Beginn der zweitägigen Rechenschaftsdebatte im Landtag

Bregenz - Der Vorarlberger Landtag hat am Mittwochvormittag die zweitägige Sitzung mit der Generaldebatte zum Rechenschaftsbericht 2007 der Landesregierung (Einnahmen und Ausgaben von 1,24 Mrd. Euro) eröffnet.

SPÖ und Grüne – die den Rechenschaftsbericht sowie den Jahresabschluss ablehnen werden – übten scharfe Kritik unter anderem an der Sozialpolitik, in die zu wenig Geld fließe. Landeshauptmann und Finanzreferent Herbert Sausgruber (V) wies die gemachten Vorhaltungen umgehend zurück.

Sausgruber betonte, dass man “im menschlichen Bereich” sehr viel habe bewegen können. In den Bereichen Soziales, Gesundheit und Kinderbetreuung habe man das Budget um Millionen aufgestockt. “Ich bin stolz darauf, dass uns unsere zurückhaltende Finanzpolitik in die Lage versetzt, das zu tun”, betonte Sausgruber.
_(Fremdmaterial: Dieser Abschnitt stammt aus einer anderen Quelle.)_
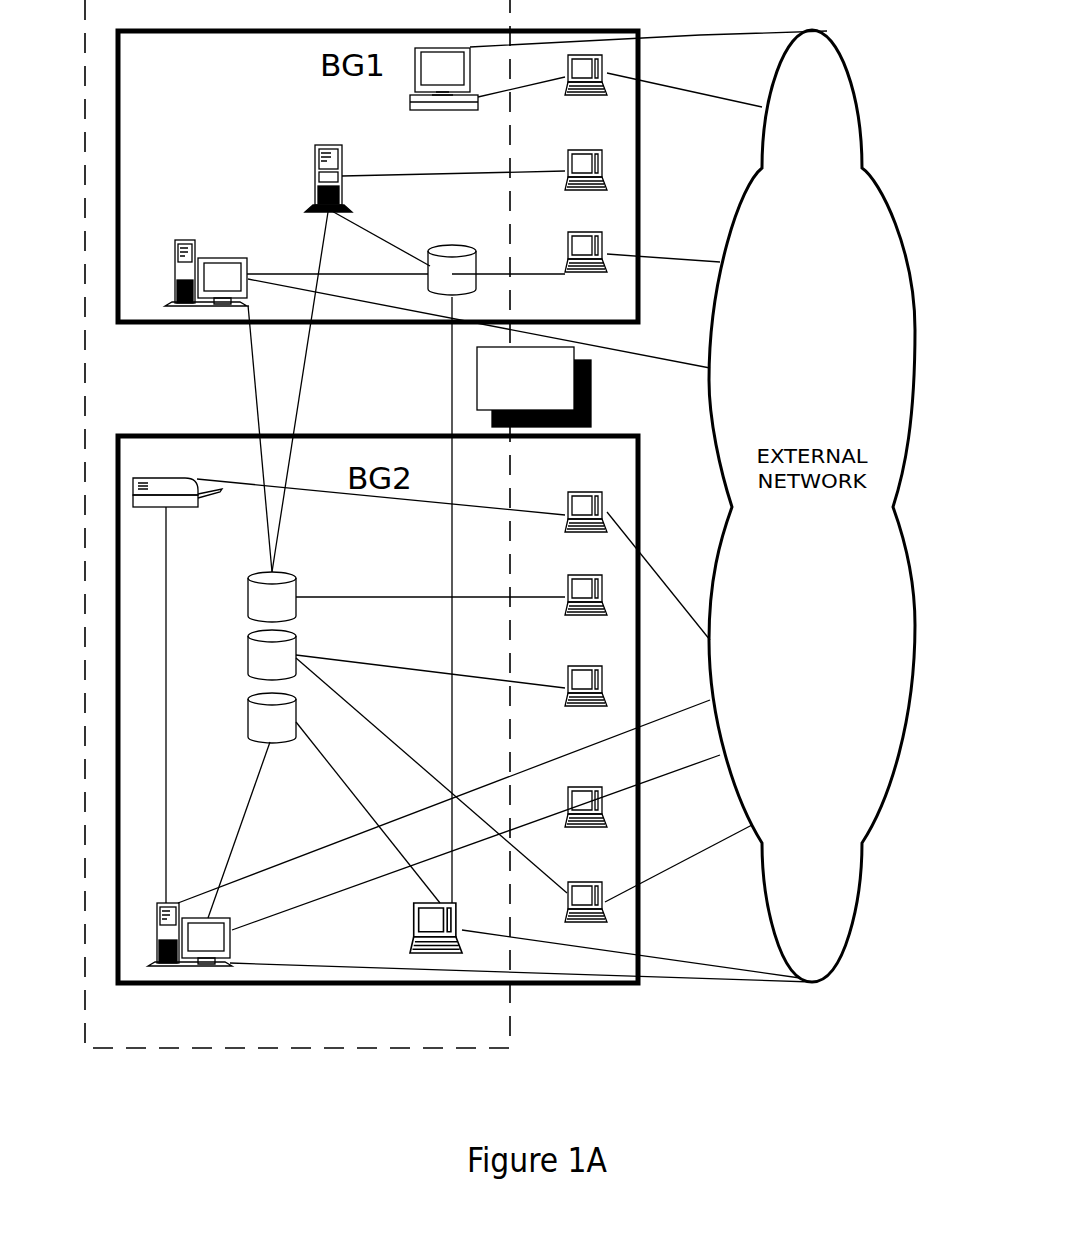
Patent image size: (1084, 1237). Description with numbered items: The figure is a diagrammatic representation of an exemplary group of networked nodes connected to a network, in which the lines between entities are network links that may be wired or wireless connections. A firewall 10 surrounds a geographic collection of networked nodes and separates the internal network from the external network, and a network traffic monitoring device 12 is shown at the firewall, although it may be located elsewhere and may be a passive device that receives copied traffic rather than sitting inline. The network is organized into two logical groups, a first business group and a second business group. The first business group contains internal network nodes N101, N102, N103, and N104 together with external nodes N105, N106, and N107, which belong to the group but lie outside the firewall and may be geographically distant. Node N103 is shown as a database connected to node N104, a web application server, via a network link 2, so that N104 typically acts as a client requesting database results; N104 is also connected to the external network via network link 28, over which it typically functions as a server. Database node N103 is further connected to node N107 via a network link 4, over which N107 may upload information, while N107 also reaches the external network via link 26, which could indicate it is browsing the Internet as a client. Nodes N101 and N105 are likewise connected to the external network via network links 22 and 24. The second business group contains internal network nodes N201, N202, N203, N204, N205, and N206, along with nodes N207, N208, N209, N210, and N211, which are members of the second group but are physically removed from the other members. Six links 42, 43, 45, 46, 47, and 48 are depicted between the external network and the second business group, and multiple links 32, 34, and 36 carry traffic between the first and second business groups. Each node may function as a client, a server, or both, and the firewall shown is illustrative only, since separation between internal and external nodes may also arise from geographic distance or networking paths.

The network link 2 is at (337, 263).
The network link 4 is at (508, 263).
The firewall 10 is at (245, 1048).
The network traffic monitoring device 12 is at (534, 387).
The network link 22 is at (648, 27).
The network link 24 is at (684, 98).
The network link 26 is at (663, 243).
The network link 28 is at (479, 331).
The network link 32 is at (245, 438).
The network link 34 is at (304, 392).
The network link 36 is at (433, 600).
The network link 42 is at (658, 576).
The network link 43 is at (444, 791).
The network link 45 is at (476, 837).
The network link 46 is at (678, 862).
The network link 47 is at (631, 954).
The network link 48 is at (521, 988).
The internal network node N101 is at (444, 95).
The internal network node N102 is at (327, 165).
The database node N103 is at (452, 255).
The web application server node N104 is at (206, 261).
The external network node N105 is at (587, 87).
The external network node N106 is at (587, 182).
The external network node N107 is at (587, 264).
The internal network node N201 is at (242, 597).
The internal network node N202 is at (242, 655).
The internal network node N203 is at (242, 718).
The internal network node N204 is at (217, 934).
The internal network node N205 is at (406, 928).
The internal network node N206 is at (177, 478).
The external network node N207 is at (587, 524).
The external network node N208 is at (587, 608).
The external network node N209 is at (587, 701).
The external network node N210 is at (587, 822).
The external network node N211 is at (587, 917).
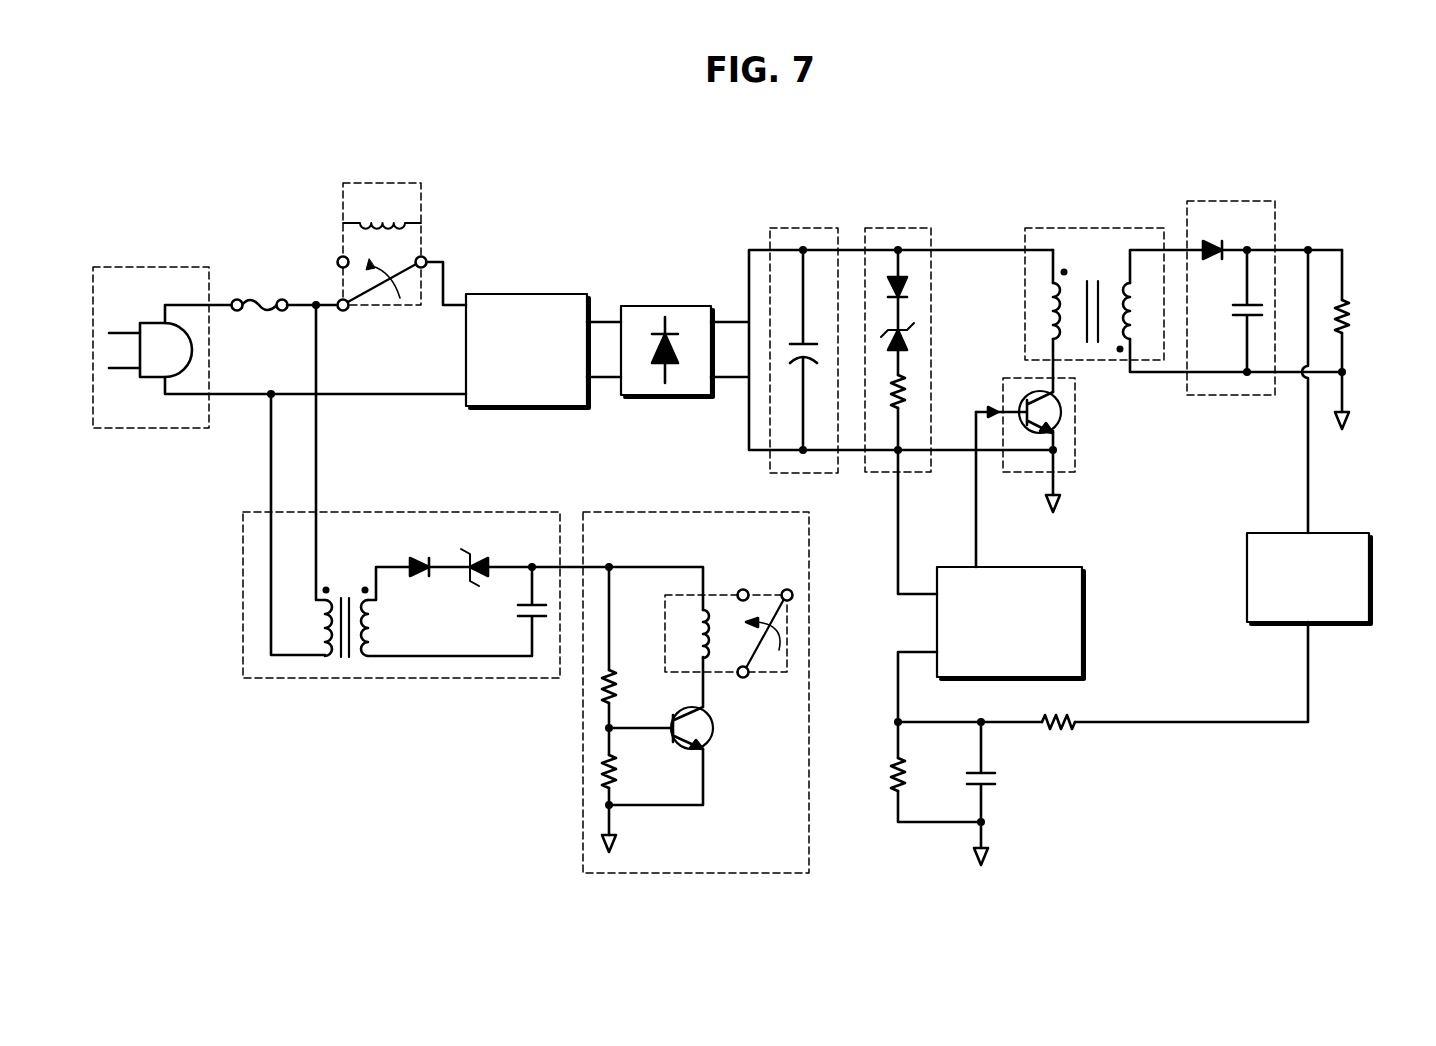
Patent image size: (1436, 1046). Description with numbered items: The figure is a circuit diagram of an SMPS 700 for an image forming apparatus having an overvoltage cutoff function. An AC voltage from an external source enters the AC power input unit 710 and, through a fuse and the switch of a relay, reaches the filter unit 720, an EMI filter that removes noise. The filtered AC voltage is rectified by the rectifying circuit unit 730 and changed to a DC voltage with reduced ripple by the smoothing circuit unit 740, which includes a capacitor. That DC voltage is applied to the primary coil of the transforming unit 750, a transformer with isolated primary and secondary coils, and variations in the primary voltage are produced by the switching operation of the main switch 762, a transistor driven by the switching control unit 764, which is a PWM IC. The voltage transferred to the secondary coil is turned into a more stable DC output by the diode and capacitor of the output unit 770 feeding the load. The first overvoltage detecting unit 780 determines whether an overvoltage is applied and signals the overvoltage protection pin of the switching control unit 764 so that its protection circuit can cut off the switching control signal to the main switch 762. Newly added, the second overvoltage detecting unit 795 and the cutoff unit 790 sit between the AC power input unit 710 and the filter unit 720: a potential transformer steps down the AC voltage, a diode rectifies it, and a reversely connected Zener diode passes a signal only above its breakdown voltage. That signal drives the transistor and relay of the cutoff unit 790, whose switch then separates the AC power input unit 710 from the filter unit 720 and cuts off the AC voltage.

The SMPS 700 is at (1020, 178).
The AC power input unit 710 is at (148, 267).
The filter unit 720 is at (530, 293).
The rectifying circuit unit 730 is at (667, 305).
The smoothing circuit unit 740 is at (822, 228).
The transforming unit 750 is at (1095, 228).
The main switch 762 is at (1075, 412).
The switching control unit 764 is at (1017, 567).
The output unit 770 is at (1240, 201).
The first overvoltage detecting unit 780 is at (908, 228).
The cutoff unit 790 is at (693, 512).
The second overvoltage detecting unit 795 is at (448, 512).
In Bezug auf die Gesundheitsreform des Bundes verwahrte sich Sausgruber gegen eine zunehmende Zentralisierung und pochte auf die Beibehaltung regionaler Spielräume. Diese nütze man etwa etwa im Ausbildungs-Bereich. “Wir behalten uns vor, gemeinsam mit Egon Blum ein Maßnahmenpaket zu schnüren, das unseren Jugendlichen etwas bessere Rahmenbedingungen bietet”, zeigte sich der Landeshauptmann mit dem Jugendbeschäftigungspaket der Sozialpartner unzufrieden.

ÖVP-Klubobmann Rainer Gögele hatte zuvor Rechenschaftsbericht und Rechnungsabschluss der Landesregierung gelobt. Diese belegten einmal mehr, “dass in Vorarlberg zukunftsorientiert und verantwortungsvoll Politik gemacht wird”, stellte Gögele fest. Den “politischen Mitbewerbern” der Opposition unterstellte er, um des Kritisierens willen zu kritisieren. FPÖ-Klubchef Fritz Amann sprach ebenfalls von einer “beeindruckenden Bilanz”.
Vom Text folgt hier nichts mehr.